Update on Remote Work Dates and Vaccines
Dear Members of the Pittsburgh Campus Community:
I write to you today with updates and reminders about Carnegie Mellon University’s response to the COVID-19 pandemic.
I want to begin by updating our previous guidance from last December regarding returning to work on campus. It is now our expectation that CMU employees who have been working partially or completely remotely will continue in that mode through at least June 30, 2021. As virus prevalence and vaccine availability evolve, vice presidents, deans and department heads will follow up with specific information pertaining to their divisions, colleges and departments.
Research projects approved to be on-site may continue, while complying with university-wide minimum requirements. All other researchers will continue to operate remotely unless authorized to return to a CMU facility. Should you desire to have your work authorized for a return to campus, please submit a plan for review and approval.
As I mentioned in my last message, we have experienced a few clusters of cases in off-campus settings since the start of the spring semester. We continue to see positive cases appearing and the majority of them are related to gatherings where people are sharing meals. This is a high-risk activity. Please do your best to refrain from sharing meals in close proximity to others from outside your household, especially while in poorly ventilated spaces.
It remains essential that you continue to wear facial coverings. Unfortunately, we have seen an uptick of people on campus wearing facial coverings improperly. The CDC recently posted information on correct and consistent use of facial coverings. The mask should cover both the mouth and nose and fit snugly around the sides of your face.
Improve How Your Mask Protects You
Make sure your mask fits snugly against your face. Gaps can let air with respiratory droplets leak in and out around the edges of the mask.
- Pick a mask with layers (or wear a disposable mask underneath) to keep your respiratory droplets in and others’ out.
The ramp-up period of the Tartan COVID-19 Asymptomatic Testing Program is now over, and beginning this week all Pittsburgh-based faculty, staff and students are invited to participate weekly in Tartan Testing. If you are planning to be on campus this week and have not already done so, please schedule your asymptomatic COVID-19 test.
We know that many of you are eager for more information about the COVID-19 vaccine and its availability to our community. To date, approximately 8% of the population in Allegheny County has received a vaccine.

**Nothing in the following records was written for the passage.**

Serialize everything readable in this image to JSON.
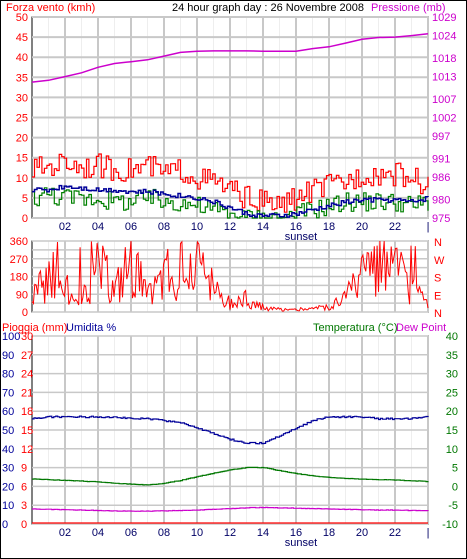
{
  "header": {
    "wind_label": "Forza vento (kmh)",
    "title": "24 hour graph day : 26 Novembre 2008",
    "pressure_label": "Pressione (mb)"
  },
  "middle_panel": {
    "compass_letters": [
      "N",
      "W",
      "S",
      "E",
      "N"
    ]
  },
  "bottom_header": {
    "rain_label": "Pioggia (mm)",
    "humidity_label": "Umidita %",
    "temp_label": "Temperatura (°C)",
    "dewpoint_label": "Dew Point"
  },
  "sunset_label": "sunset",
  "colors": {
    "wind_gust": "#ff0000",
    "wind_avg": "#008000",
    "pressure": "#cc00cc",
    "direction": "#ff0000",
    "humidity": "#000099",
    "temperature": "#007700",
    "dewpoint": "#cc00cc",
    "rain": "#ff0000",
    "grid": "#c8c8c8",
    "left_axis_wind": "#ff0000",
    "right_axis_pressure": "#cc00cc",
    "rain_axis": "#ff0000",
    "humidity_axis": "#000099",
    "temp_axis": "#007700"
  },
  "chart_data": [
    {
      "type": "line",
      "panel": "wind_pressure",
      "x_ticks": [
        "02",
        "04",
        "06",
        "08",
        "10",
        "12",
        "14",
        "16",
        "18",
        "20",
        "22",
        "|"
      ],
      "left_axis": {
        "ticks": [
          0,
          5,
          10,
          15,
          20,
          25,
          30,
          35,
          40,
          45,
          50
        ],
        "ylim": [
          0,
          50
        ]
      },
      "right_axis": {
        "ticks": [
          975,
          980,
          986,
          991,
          997,
          1002,
          1007,
          1013,
          1018,
          1024,
          1029
        ],
        "ylim": [
          975,
          1029
        ]
      },
      "series": [
        {
          "name": "Forza vento (kmh)",
          "key": "gust",
          "hours": [
            0,
            1,
            2,
            3,
            4,
            5,
            6,
            7,
            8,
            9,
            10,
            11,
            12,
            13,
            14,
            15,
            16,
            17,
            18,
            19,
            20,
            21,
            22,
            23,
            24
          ],
          "values": [
            12,
            13,
            14,
            13,
            13,
            12,
            12,
            13,
            11,
            12,
            10,
            9,
            7,
            5,
            4,
            3,
            5,
            7,
            8,
            9,
            11,
            11,
            11,
            10,
            8
          ]
        },
        {
          "key": "average",
          "hours": [
            0,
            1,
            2,
            3,
            4,
            5,
            6,
            7,
            8,
            9,
            10,
            11,
            12,
            13,
            14,
            15,
            16,
            17,
            18,
            19,
            20,
            21,
            22,
            23,
            24
          ],
          "values": [
            5,
            6,
            5,
            5,
            5,
            4,
            4,
            5,
            4,
            4,
            3,
            2,
            1,
            0,
            0,
            0,
            1,
            2,
            3,
            4,
            4,
            4,
            4,
            3,
            4
          ]
        },
        {
          "key": "average_blue",
          "hours": [
            0,
            1,
            2,
            3,
            4,
            5,
            6,
            7,
            8,
            9,
            10,
            11,
            12,
            13,
            14,
            15,
            16,
            17,
            18,
            19,
            20,
            21,
            22,
            23,
            24
          ],
          "values": [
            7,
            7,
            8,
            7.5,
            7,
            7,
            6.5,
            6.5,
            6,
            5.5,
            5,
            4,
            2.5,
            1,
            0.5,
            0.5,
            1,
            2,
            3,
            4,
            4.5,
            4.5,
            4.5,
            4,
            5
          ]
        },
        {
          "name": "Pressione (mb)",
          "key": "pressure",
          "axis": "right",
          "hours": [
            0,
            1,
            2,
            3,
            4,
            5,
            6,
            7,
            8,
            9,
            10,
            11,
            12,
            13,
            14,
            15,
            16,
            17,
            18,
            19,
            20,
            21,
            22,
            23,
            24
          ],
          "values": [
            1011.5,
            1012,
            1013,
            1014,
            1015.5,
            1016.5,
            1017,
            1017.5,
            1018.5,
            1019.5,
            1019.8,
            1019.9,
            1019.9,
            1019.9,
            1019.8,
            1019.8,
            1019.8,
            1020.5,
            1021,
            1022,
            1023,
            1023.5,
            1023.6,
            1024,
            1024.5
          ]
        }
      ]
    },
    {
      "type": "line",
      "panel": "wind_direction",
      "x_ticks": [
        "02",
        "04",
        "06",
        "08",
        "10",
        "12",
        "14",
        "16",
        "18",
        "20",
        "22",
        "|"
      ],
      "left_axis": {
        "ticks": [
          0,
          45,
          90,
          135,
          180,
          225,
          270,
          315,
          360
        ],
        "ylim": [
          0,
          360
        ]
      },
      "series": [
        {
          "key": "direction",
          "hours": [
            0,
            1,
            2,
            3,
            4,
            5,
            6,
            7,
            8,
            9,
            10,
            11,
            12,
            13,
            14,
            15,
            16,
            17,
            18,
            19,
            20,
            21,
            22,
            23,
            24
          ],
          "values": [
            60,
            180,
            110,
            40,
            200,
            90,
            230,
            60,
            150,
            80,
            190,
            100,
            40,
            70,
            20,
            10,
            10,
            15,
            20,
            60,
            140,
            200,
            180,
            100,
            50
          ]
        }
      ]
    },
    {
      "type": "line",
      "panel": "rain_humidity_temperature",
      "x_ticks": [
        "02",
        "04",
        "06",
        "08",
        "10",
        "12",
        "14",
        "16",
        "18",
        "20",
        "22",
        "|"
      ],
      "rain_axis": {
        "ticks": [
          0,
          3,
          6,
          9,
          12,
          15,
          18,
          21,
          24,
          27,
          30
        ],
        "ylim": [
          0,
          30
        ]
      },
      "humidity_axis": {
        "ticks": [
          0,
          10,
          20,
          30,
          40,
          50,
          60,
          70,
          80,
          90,
          100
        ],
        "ylim": [
          0,
          100
        ]
      },
      "temp_axis": {
        "ticks": [
          -10,
          -5,
          0,
          5,
          10,
          15,
          20,
          25,
          30,
          35,
          40
        ],
        "ylim": [
          -10,
          40
        ]
      },
      "series": [
        {
          "name": "Umidita %",
          "key": "humidity",
          "axis": "humidity",
          "hours": [
            0,
            1,
            2,
            3,
            4,
            5,
            6,
            7,
            8,
            9,
            10,
            11,
            12,
            13,
            14,
            15,
            16,
            17,
            18,
            19,
            20,
            21,
            22,
            23,
            24
          ],
          "values": [
            56,
            57,
            57,
            57,
            57,
            57,
            56,
            56,
            55,
            54,
            51,
            48,
            45,
            43,
            43,
            47,
            51,
            55,
            57,
            57,
            57,
            56,
            56,
            56,
            57
          ]
        },
        {
          "name": "Temperatura (°C)",
          "key": "temperature",
          "axis": "temp",
          "hours": [
            0,
            1,
            2,
            3,
            4,
            5,
            6,
            7,
            8,
            9,
            10,
            11,
            12,
            13,
            14,
            15,
            16,
            17,
            18,
            19,
            20,
            21,
            22,
            23,
            24
          ],
          "values": [
            2,
            1.8,
            1.6,
            1.4,
            1.2,
            0.8,
            0.6,
            0.4,
            0.8,
            1.6,
            2.6,
            3.5,
            4.4,
            5.0,
            5.0,
            4.2,
            3.4,
            2.8,
            2.4,
            2.1,
            1.9,
            1.8,
            1.7,
            1.5,
            1.3
          ]
        },
        {
          "name": "Dew Point",
          "key": "dewpoint",
          "axis": "temp",
          "hours": [
            0,
            1,
            2,
            3,
            4,
            5,
            6,
            7,
            8,
            9,
            10,
            11,
            12,
            13,
            14,
            15,
            16,
            17,
            18,
            19,
            20,
            21,
            22,
            23,
            24
          ],
          "values": [
            -6.0,
            -6.1,
            -6.2,
            -6.3,
            -6.4,
            -6.5,
            -6.6,
            -6.6,
            -6.5,
            -6.4,
            -6.3,
            -6.1,
            -5.9,
            -5.7,
            -5.6,
            -5.7,
            -5.8,
            -5.9,
            -6.0,
            -6.1,
            -6.2,
            -6.3,
            -6.3,
            -6.4,
            -6.5
          ]
        },
        {
          "name": "Pioggia (mm)",
          "key": "rain",
          "axis": "rain",
          "hours": [
            0,
            24
          ],
          "values": [
            0,
            0
          ]
        }
      ]
    }
  ]
}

If you are among the population that is currently qualified to receive it, we encourage you to remain persistent, patient and resourceful about securing appointments that are available throughout the county.

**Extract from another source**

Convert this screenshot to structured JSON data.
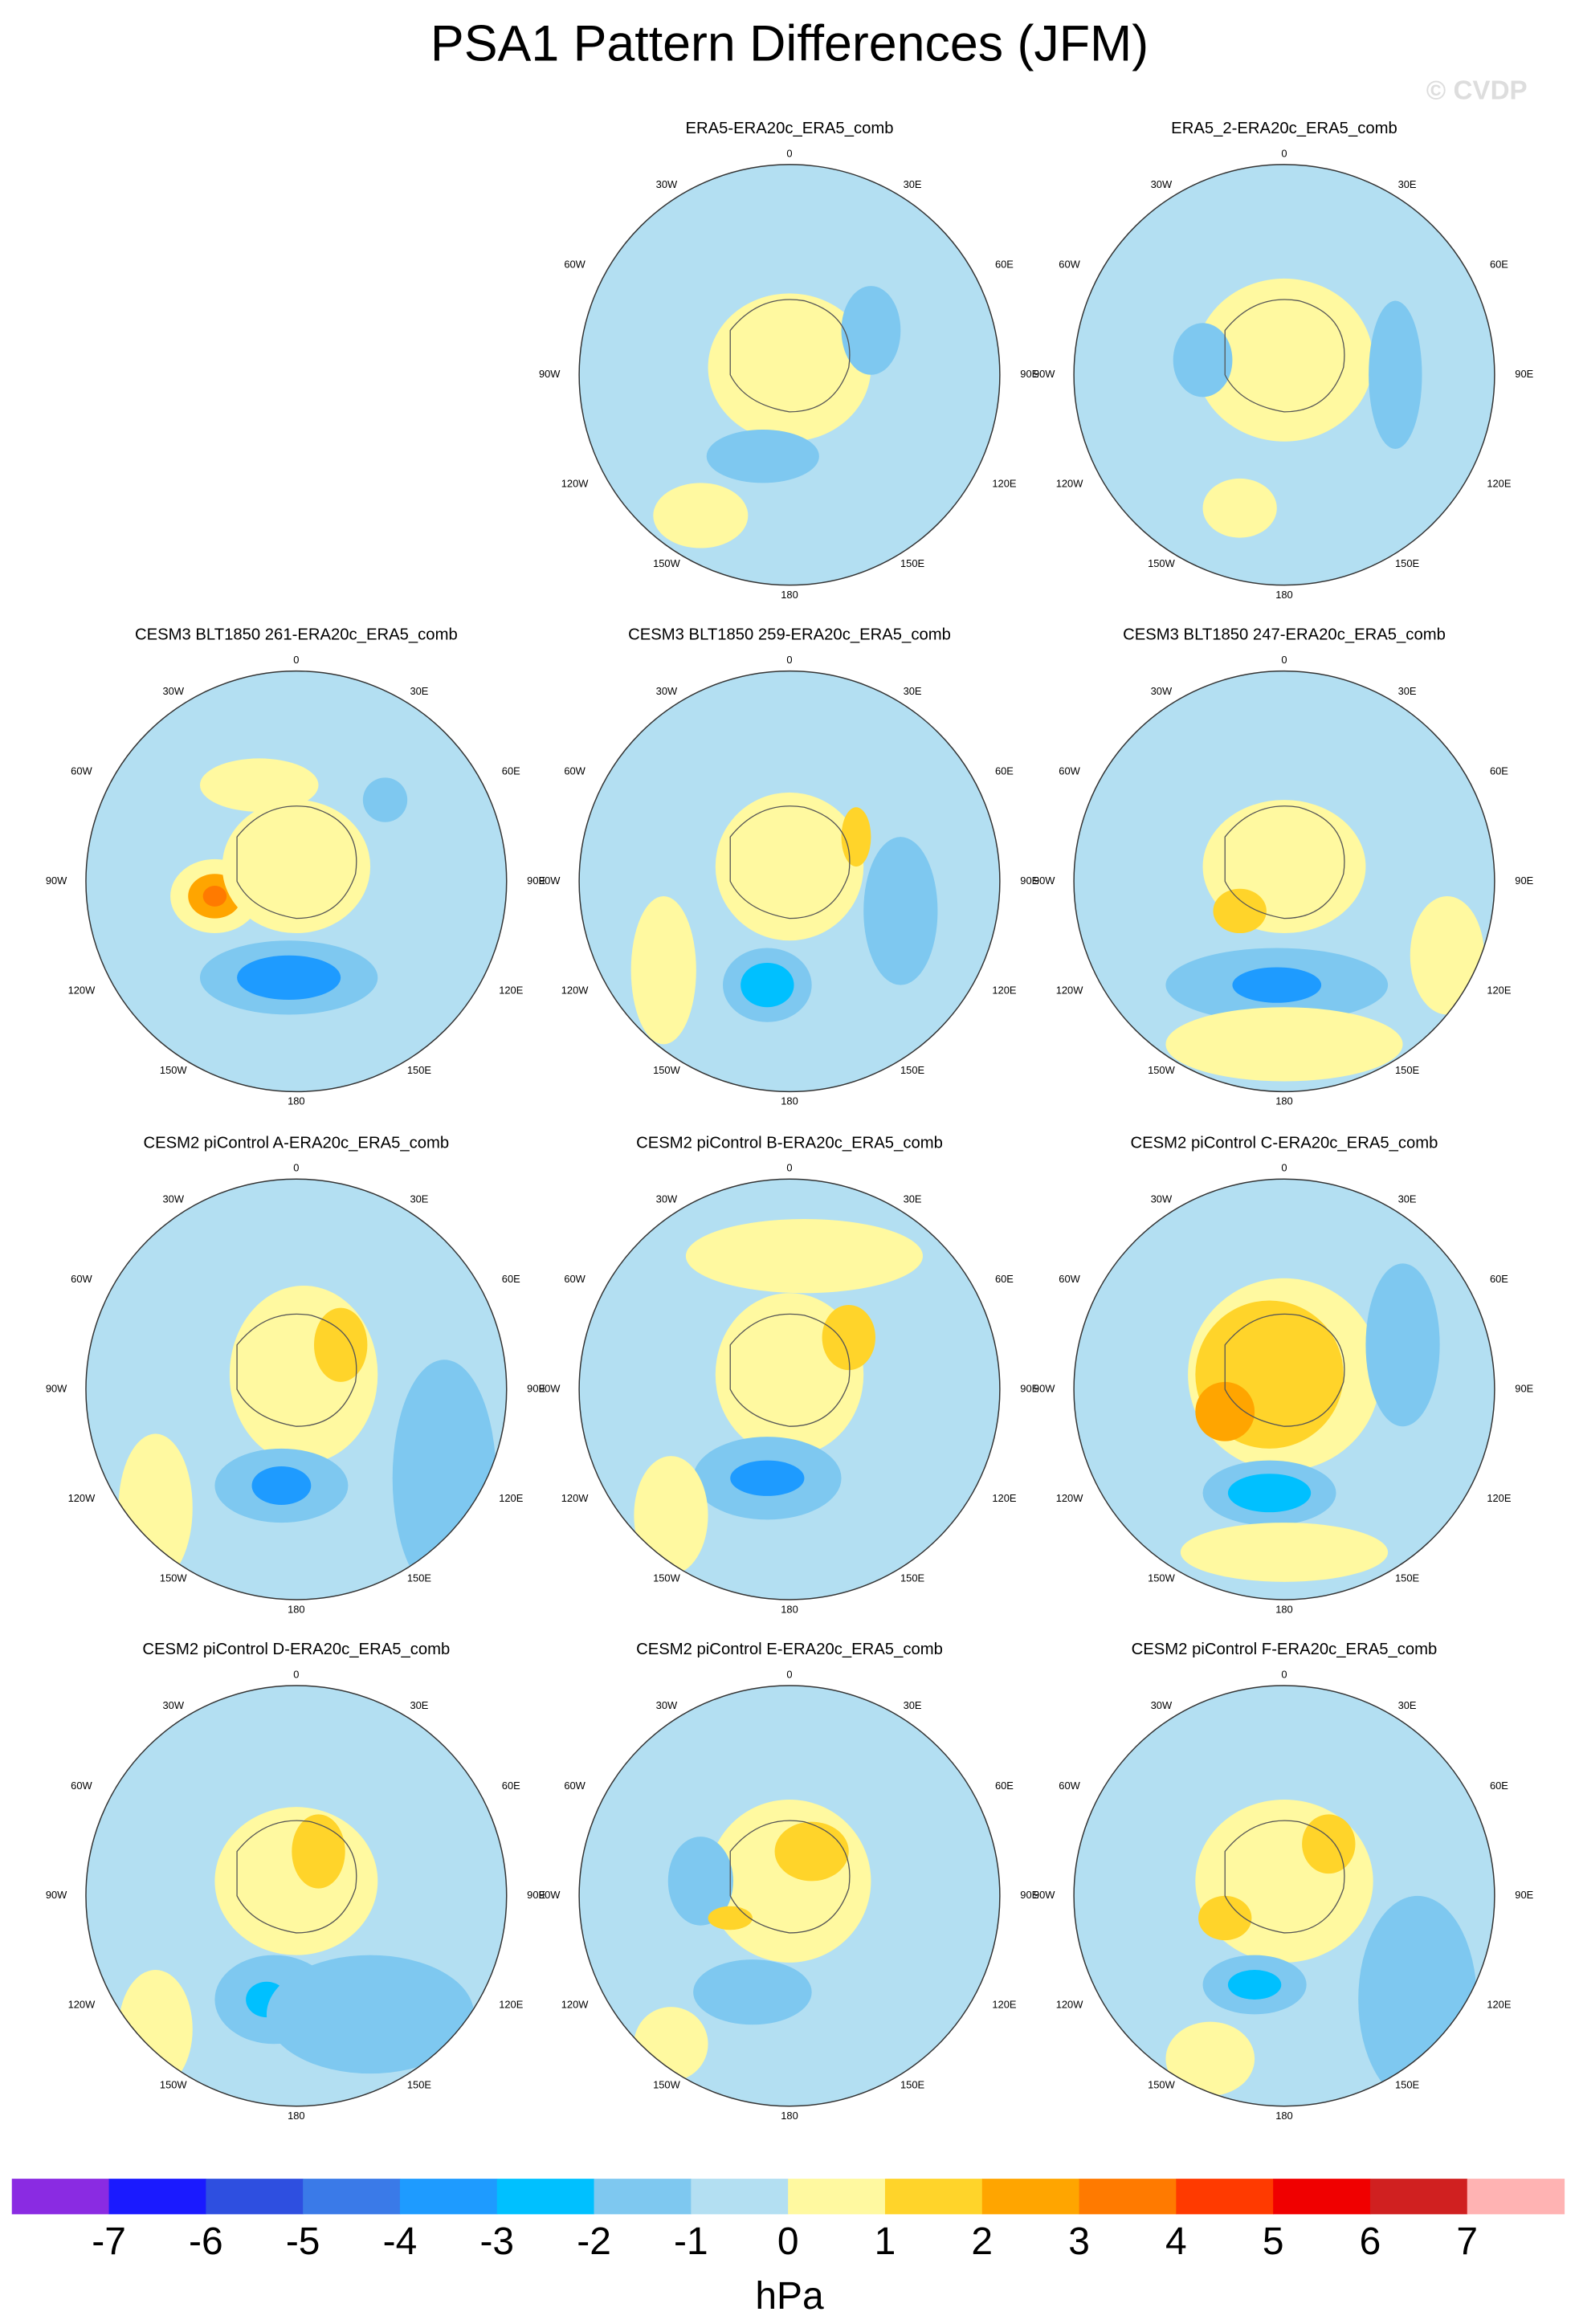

The university is still awaiting news of whether we will be approved as a vaccine distributor; we have made logistical plans should approval be granted. As we continue to understand the data from ongoing vaccine research, we will monitor our posture on mitigation protocols post-vaccine. Until we learn more, it is imperative, even after receiving the vaccine, to remain vigilant with all protocols to protect the broader community. In the interim, we encourage you to learn more about the vaccines and we will continue to keep you apprised as more information becomes available.
As we approach the one-year mark of the onset of the pandemic I know we are all feeling the weight of COVID-19 fatigue, and I know it is not made easier by the winter weather. While hope is on the horizon, we must remain vigilant, and your Tartan community is here to support you. I thank you for your continued dedication to our shared efforts in ensuring that we do all we can to keep our community healthy and well as each passing month brings us incrementally closer to a post-pandemic normalcy.